Friday, July 13, 2007

Stranger Than Fiction
"There's a call for you" she said, " I didn't quite get his name - I think he said he's somebody's husband".
"Put him on", I said.
I knew who it was. It wasn't the first time his name had been misheard on that phone - or many others. I didn't expect his call - as he was in another continent.
"How can I help you", I asked - cutting to the chase. I knew it wasn't a social call.
"I have a problem" he said. "I've left the sporrans at home."
Its not every day that a man with a broad accent calls you from another continent and asks you to go to his house to find two sporrans. I can't imagine that I'll ever again have to call an international courier company and get a quote for the transit of a pair of scottish purses to africa. The woman on the other and of the phone was more nonchalant than me and was able to estimate that a sporran weighed about a kilo - her partners' did.

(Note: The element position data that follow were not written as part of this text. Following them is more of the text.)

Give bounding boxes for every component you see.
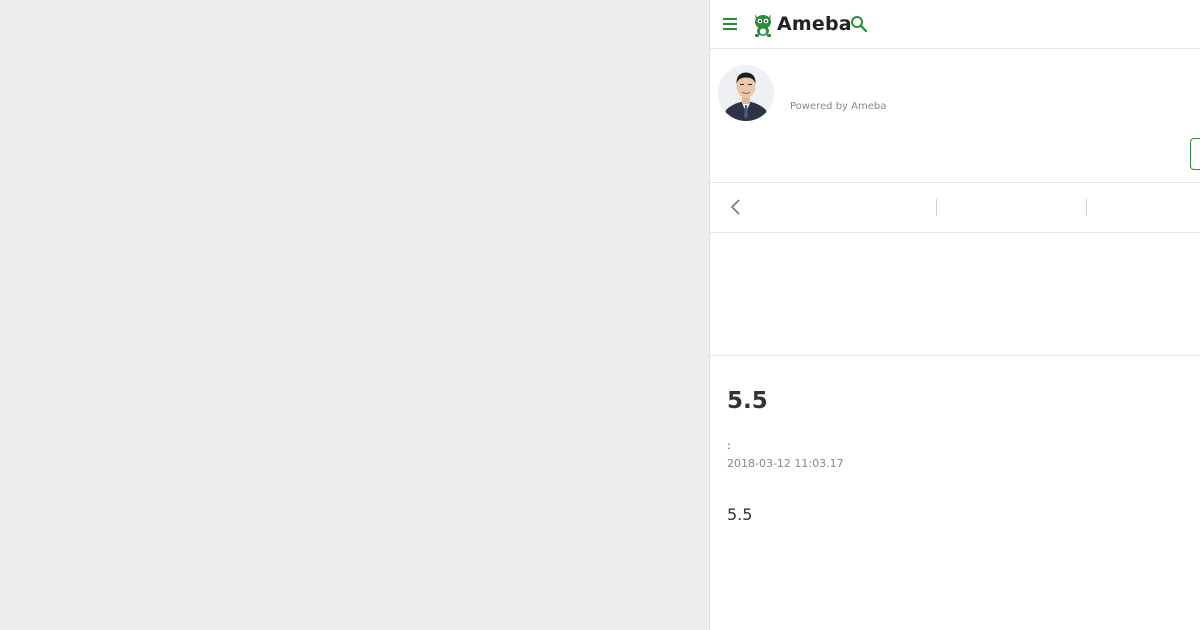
- blog-panel: Ameba Powered by Ameba 5.5: 2018-03-12 …: [709, 0, 1200, 630]
- powered-by: Powered by Ameba: [790, 101, 887, 112]
- ameba-mascot-icon: [755, 14, 771, 37]
- blog-info: Powered by Ameba: [710, 49, 1200, 183]
- search-icon[interactable]: [850, 15, 868, 33]
- page-background: [0, 0, 709, 630]
- site-header: Ameba: [710, 0, 1200, 49]
- article: 5.5 : 2018-03-12 11:03.17 5.5: [710, 356, 1200, 630]
- ameba-logo[interactable]: Ameba: [752, 9, 852, 39]
- logo-text: Ameba: [777, 13, 852, 35]
- avatar[interactable]: [718, 65, 774, 121]
- nav-divider: [1086, 199, 1087, 216]
- entry-title: 5.5: [727, 388, 768, 414]
- follow-button[interactable]: [1190, 138, 1200, 170]
- chevron-left-icon[interactable]: [728, 198, 744, 216]
- entry-body: 5.5: [727, 505, 753, 524]
- nav-divider: [936, 199, 937, 216]
- menu-icon[interactable]: [723, 17, 737, 31]
- entry-date: 2018-03-12 11:03.17: [727, 457, 844, 470]
- ad-area: [710, 233, 1200, 356]
- avatar-portrait: [718, 65, 774, 121]
- entry-nav: [710, 183, 1200, 233]
- entry-theme: :: [727, 439, 731, 452]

The chance of speaking to another person who knew someone with a sporran - let alone how much it weighed seemed wrong to me - but I pressed on.
My friend in africa seemed relatively unmoved when I revealed that it would cost him £80 to send him the cultural adornments he so desperately needed to perform his "best-manly" duties at his friends wedding. My partner and I speculated on whether or not there was a branch of "Sporrans "R" Us" or ""Sproz-U-Like" in Nairobi. I even stuck Nairobi and Sporran in Google to little avail.
I set off in the rain with my cat-feeding set of keys and at the door bumped into other cat-feeders. We discussed the sporran situation and wondered if a local could be paid less than £80 to slaughter a cow and make it into several sporrans and a pair of leather chaps for less than £80. I found the articles and left with them in my spar carrier bag to continue my adventure.